Mary Margaret McGovern, 83, of Montgomery, IL, went to be in the Lord’s care on Monday, January 16, 2023. In her final hours, she was attended by her daughter, Aimeé, and her oldest grandson, Jeffrey, who, together, held her hands as she quietly passed.
Mary was born the second of eight children to James Joseph and Katherine Ann (Malinski) McGovern on May 23, 1939 in St. Joseph, MO. She is survived by her siblings: Terry (Dean) Truemper, Tom (the late Pat) McGovern, Barbara (the late Tim) Gormly, Bridget (the late Jack) Paluska, and John (Sharon) McGovern; her daughter, Aimeé (James) Henderson; her grandchildren: Jeffrey Melton, Justin McGovern, and Hannah Henderson; and many nieces and nephews.
Preceding Mary in death were her father and her mother, whom Mary supported following her father’s death; her sisters: Katherine (Jerry) Sheehan and Jennifer Szerletich; her cousin and best friend, Mary Catherine Felker; and a special niece, Barbara (Paluska) Masters.
In life, Mary dedicated herself to her work, her community, and, above all else, her family.
As a resident of the Chicago area, Mary worked at Illinois Bell for 35 years, during which time she earned various promotions and was responsible for numerous innovations, all while maintaining perfect attendance, distinctions for which she and her family were filled with pride. Mary later returned to school to pursue her original dream, nursing, and succeeded in becoming a Certified Nursing Assistant.
As a CNA, Mary cared for the elderly and infirm in nursing homes throughout the Chicago suburbs for over 15 years, speaking out against abuse and neglect wherever she saw it, even risking her career to bring the truth to light. She landed finally at The Tiller’s in Oswego, where she worked with her older sister, Terry, and where she forged many lasting friendships with residents and coworkers alike. This work and these relationships were her passion.
As a member of the Oswego community, Mary was an outspoken advocate for grandparent’s rights in schools and libraries, having herself played a vital and irreplaceable role in the upbringing of her first grandson, Jeffrey, as his legal guardian. In her neighborhood, Mary kept a watchful eye out for the safety of all of the children, even treating Jeffrey’s closest friends as her own family.
Mary proudly described herself as a “spinster,” having chosen to never marry, but even so, she became a single parent when she adopted her (then) niece, Aimeé, and raised her as her only daughter. On the wall of her final home hangs a placard which reads, “One hundred years from now it will not matter what kind of house you lived in, how much money you had, nor what your clothes were like. But the world may be a little better because you made a difference in the life of a child.” From the adoption of her daughter, through the births and lives of her three grandchildren, no one better exemplified true commitment to that ideal, through word and deed, than Mary.

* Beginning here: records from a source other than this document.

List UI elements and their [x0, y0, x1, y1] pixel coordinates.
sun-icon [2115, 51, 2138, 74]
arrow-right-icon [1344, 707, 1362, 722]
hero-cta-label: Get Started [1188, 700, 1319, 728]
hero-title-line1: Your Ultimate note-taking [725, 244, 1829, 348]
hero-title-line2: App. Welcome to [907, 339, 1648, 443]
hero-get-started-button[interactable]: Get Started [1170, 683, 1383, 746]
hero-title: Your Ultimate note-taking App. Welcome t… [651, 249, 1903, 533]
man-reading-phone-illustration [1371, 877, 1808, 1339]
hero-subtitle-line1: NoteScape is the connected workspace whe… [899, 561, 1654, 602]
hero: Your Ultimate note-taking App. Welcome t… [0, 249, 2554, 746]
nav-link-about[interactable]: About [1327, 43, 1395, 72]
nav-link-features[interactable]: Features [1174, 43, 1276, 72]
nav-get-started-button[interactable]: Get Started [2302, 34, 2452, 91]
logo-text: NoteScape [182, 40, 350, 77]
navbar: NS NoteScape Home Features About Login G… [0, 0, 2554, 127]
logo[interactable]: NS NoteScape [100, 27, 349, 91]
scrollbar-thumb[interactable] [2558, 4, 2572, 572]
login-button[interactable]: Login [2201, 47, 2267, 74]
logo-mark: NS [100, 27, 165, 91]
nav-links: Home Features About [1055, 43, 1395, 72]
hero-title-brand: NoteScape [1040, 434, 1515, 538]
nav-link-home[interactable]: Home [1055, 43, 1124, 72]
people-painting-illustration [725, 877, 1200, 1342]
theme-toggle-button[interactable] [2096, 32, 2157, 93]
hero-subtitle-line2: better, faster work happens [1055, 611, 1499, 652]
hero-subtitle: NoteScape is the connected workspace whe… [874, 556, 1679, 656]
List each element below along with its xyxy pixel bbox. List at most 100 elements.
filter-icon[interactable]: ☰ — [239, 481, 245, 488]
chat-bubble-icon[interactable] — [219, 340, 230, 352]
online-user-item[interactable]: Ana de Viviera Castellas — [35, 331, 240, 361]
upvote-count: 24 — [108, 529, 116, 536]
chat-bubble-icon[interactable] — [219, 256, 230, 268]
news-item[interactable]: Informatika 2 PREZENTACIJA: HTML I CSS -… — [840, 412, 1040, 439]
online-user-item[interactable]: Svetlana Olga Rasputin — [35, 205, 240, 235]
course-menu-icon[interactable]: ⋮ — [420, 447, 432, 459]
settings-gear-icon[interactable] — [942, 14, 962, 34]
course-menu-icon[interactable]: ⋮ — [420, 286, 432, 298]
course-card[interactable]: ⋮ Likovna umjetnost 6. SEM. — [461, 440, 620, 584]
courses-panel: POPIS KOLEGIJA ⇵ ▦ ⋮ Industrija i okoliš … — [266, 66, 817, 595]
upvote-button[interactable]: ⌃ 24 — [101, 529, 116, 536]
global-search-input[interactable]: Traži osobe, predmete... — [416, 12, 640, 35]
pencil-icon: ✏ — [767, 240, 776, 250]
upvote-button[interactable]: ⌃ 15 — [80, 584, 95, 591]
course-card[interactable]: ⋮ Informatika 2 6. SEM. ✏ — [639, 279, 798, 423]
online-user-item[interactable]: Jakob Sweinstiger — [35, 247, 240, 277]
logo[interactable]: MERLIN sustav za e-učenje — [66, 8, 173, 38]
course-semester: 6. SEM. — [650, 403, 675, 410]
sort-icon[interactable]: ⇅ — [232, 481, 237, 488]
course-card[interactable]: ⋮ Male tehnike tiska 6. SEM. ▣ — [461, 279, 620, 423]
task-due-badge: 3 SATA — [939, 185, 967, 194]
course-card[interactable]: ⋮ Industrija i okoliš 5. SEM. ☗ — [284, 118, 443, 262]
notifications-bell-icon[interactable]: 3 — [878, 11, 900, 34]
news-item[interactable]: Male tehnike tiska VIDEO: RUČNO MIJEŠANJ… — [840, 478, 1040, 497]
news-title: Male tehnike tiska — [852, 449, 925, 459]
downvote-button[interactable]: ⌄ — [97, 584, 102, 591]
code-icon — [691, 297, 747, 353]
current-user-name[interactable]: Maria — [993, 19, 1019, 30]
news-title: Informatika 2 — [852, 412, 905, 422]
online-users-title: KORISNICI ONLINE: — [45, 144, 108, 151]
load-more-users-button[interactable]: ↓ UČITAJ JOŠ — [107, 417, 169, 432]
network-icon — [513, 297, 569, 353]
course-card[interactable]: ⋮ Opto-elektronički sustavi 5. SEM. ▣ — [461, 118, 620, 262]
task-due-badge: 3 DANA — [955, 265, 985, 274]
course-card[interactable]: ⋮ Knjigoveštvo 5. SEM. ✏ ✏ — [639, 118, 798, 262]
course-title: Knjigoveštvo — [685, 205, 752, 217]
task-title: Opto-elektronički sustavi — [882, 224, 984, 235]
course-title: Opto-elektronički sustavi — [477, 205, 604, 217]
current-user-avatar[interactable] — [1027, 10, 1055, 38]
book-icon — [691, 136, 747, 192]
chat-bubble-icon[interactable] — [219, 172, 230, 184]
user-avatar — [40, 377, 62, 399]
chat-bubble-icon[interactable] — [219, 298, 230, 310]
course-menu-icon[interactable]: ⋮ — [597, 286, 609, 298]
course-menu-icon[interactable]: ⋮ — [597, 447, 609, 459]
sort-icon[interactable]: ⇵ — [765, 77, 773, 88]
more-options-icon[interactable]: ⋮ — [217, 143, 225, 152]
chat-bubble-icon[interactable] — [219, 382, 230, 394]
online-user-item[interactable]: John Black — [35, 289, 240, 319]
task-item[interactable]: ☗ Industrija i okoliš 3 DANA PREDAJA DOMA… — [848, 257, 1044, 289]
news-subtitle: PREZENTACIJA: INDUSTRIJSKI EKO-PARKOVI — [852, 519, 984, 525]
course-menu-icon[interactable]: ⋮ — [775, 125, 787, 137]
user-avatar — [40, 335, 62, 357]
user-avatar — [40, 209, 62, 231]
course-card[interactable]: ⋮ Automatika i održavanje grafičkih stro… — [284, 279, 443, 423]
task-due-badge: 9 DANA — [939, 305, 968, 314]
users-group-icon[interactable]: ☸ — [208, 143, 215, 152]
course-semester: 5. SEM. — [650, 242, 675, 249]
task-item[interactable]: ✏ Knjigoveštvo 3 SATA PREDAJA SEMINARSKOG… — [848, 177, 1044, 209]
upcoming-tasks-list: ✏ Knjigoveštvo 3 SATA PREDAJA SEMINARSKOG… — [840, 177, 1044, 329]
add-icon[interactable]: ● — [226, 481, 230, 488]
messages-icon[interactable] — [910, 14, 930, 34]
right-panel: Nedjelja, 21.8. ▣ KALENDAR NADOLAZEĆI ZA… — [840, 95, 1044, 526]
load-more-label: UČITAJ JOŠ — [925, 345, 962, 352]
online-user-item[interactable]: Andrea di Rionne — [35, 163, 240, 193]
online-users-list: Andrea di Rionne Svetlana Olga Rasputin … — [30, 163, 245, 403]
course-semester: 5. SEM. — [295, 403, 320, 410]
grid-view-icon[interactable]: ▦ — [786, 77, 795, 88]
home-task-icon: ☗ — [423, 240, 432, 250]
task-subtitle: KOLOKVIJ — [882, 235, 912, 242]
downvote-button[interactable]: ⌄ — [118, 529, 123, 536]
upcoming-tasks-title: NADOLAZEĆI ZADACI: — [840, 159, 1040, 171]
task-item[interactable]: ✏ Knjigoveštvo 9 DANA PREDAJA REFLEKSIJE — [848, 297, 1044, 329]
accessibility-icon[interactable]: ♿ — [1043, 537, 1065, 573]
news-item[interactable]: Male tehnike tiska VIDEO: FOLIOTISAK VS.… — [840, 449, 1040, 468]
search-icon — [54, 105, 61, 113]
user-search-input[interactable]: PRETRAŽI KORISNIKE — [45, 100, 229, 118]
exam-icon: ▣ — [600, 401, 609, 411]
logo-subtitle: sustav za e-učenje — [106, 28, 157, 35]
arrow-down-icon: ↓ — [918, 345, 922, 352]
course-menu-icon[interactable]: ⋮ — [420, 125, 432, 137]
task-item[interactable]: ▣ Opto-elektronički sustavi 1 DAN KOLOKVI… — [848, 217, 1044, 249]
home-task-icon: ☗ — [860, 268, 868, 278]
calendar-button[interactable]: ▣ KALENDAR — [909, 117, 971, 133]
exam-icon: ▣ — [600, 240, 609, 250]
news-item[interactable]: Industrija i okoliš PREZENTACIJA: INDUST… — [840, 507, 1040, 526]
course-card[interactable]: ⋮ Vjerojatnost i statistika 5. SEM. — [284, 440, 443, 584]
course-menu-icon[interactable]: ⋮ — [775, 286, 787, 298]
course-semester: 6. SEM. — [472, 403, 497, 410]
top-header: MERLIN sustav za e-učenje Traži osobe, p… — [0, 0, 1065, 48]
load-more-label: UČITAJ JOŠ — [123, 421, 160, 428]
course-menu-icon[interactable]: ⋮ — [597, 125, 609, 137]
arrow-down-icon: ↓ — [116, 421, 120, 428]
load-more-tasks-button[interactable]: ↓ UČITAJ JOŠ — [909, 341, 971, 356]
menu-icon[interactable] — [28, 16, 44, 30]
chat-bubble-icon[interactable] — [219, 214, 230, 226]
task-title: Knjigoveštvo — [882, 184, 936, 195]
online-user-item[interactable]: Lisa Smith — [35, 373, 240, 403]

Family was everything to her, and everything she did was for us.
Mary enjoyed life, and especially loved her sports. She was a true, lifelong fan of Chicago teams, particularly the Cubs and Bears. Her cries of celebration or disappointment could be heard down the street, so everyone knew not to bother her when she was watching her games! She was known to some as the “lottery lady” for her love of scratch-off tickets, though she was never shy about sharing her winnings. She played for the love of the game and the joy of sharing with her family.
Her golden years were spent enjoying her simple pleasures and living with her ever-loyal guard dog, George, the last of her many beloved pets through the years, and Jeffrey, both of whom she cherished. Her greatest concern during this time was that her family be able to carry on without her when the time came. We, her family, wish to make this declaration to her:
We will survive without you. We will struggle, and we will lose our way, but we will heal, and we will flourish. We will survive without you, because of you. Your loss is the greatest hurt we could ever know, but your love was the greatest gift we could ever receive. We were the family you chose without obligation. You owed us nothing, yet everything you had, you gave us, and everything you were, you taught us. We will not forget, and we will be ever grateful. We love you. Be with your Mama now.
In accordance with Mary’s wishes to be remembered simply, we, her family, have decided to hold a service in celebration of her life at a later date in the spring, near her birthday. Details will be made public as they are finalized.
As you mourn her and honor her life, remember three simple things:
Remember that she lived. Remember her impact. Remember that she did it her way.